Lets look in closer detail at the well annotated SeqRecord objects Biopython creates from a GenBank file, such as [ls_orchid.gbk]. This file contains 94 records:
from Bio import SeqIO for index, record in enumerate(SeqIO.parse(open("ls_orchid.gbk"), "genbank")) : print "index %i, ID = %s, length %i, with %i features" \ % (index, record.id, len(record.seq), len(record.features))
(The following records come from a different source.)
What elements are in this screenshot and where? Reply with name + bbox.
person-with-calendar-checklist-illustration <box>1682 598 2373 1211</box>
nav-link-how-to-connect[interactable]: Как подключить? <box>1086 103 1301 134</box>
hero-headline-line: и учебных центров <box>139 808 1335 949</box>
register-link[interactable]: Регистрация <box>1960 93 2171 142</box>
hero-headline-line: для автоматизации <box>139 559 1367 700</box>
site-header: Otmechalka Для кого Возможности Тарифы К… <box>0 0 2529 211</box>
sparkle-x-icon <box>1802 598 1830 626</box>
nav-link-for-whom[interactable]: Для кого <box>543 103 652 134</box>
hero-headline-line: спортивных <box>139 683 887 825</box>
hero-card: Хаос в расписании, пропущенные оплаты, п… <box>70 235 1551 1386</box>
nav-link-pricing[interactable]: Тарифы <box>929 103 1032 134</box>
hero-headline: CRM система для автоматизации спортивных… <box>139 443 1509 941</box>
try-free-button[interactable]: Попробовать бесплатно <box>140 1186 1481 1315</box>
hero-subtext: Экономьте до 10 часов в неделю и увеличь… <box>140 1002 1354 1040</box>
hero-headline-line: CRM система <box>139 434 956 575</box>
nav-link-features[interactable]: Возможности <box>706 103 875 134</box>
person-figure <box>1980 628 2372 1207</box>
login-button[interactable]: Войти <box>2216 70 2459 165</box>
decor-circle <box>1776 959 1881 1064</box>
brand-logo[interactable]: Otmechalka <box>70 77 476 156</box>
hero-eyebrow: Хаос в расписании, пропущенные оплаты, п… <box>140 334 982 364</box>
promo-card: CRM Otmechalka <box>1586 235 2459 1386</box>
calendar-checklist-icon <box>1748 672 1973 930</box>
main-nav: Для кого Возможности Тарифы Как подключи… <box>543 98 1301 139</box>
And this is some of the output. Remember python likes to count from zero, so for the 94 records in this file they have been labelled 0 to 93:
index 0, ID = Z78533.1, length 740, with 5 features index 1, ID = Z78532.1, length 753, with 5 features index 2, ID = Z78531.1, length 748, with 5 features ... index 92, ID = Z78440.1, length 744, with 5 features index 93, ID = Z78439.1, length 592, with 5 features
Lets look in a little more detail at the final record:
print record
That should give you a hint of the sort of information held in this object:
ID: Z78439.1
Name: Z78439
Desription: P.barbatum 5.8S rRNA gene and ITS1 and ITS2 DNA.
/source=Paphiopedilum barbatum
/taxonomy=['Eukaryota', 'Viridiplantae', 'Streptophyta', 'Embryophyta', ..., 'Paphiopedilum']
/keywords=['5.8S ribosomal RNA', '5.8S rRNA gene', 'internal transcribed spacer', 'ITS1', 'ITS2']
/references=[<Bio.SeqFeature.Reference ...>, <Bio.SeqFeature.Reference ...>]
/data_file_division=PLN
/date=30-NOV-2006
/organism=Paphiopedilum barbatum
/gi=2765564
Seq('CATTGTTGAGATCACATAATAATTGATCGAGTTAATCTGGAGGATCTGTTTACTTTGGTC ...', IUPACAmbiguousDNA())
Lets look a little more closely... we'll start with the seq property:
print record.seq
That should give:
Seq('CATTGTTGAGATCACATAATAATTGATCGAGTTAATCTGGAGGATCTGTTTACTTTGGTC ...', IUPACAmbiguousDNA())
This is a Seq object, another important object type in Biopython, and worth of its own page on the wiki documentation.
The next three properties are all simple strings:
print record.id print record.name print record.description
Z78439.1 Z78439 P.barbatum 5.8S rRNA gene and ITS1 and ITS2 DNA.
Have a look at the raw GenBank file to see where these came from.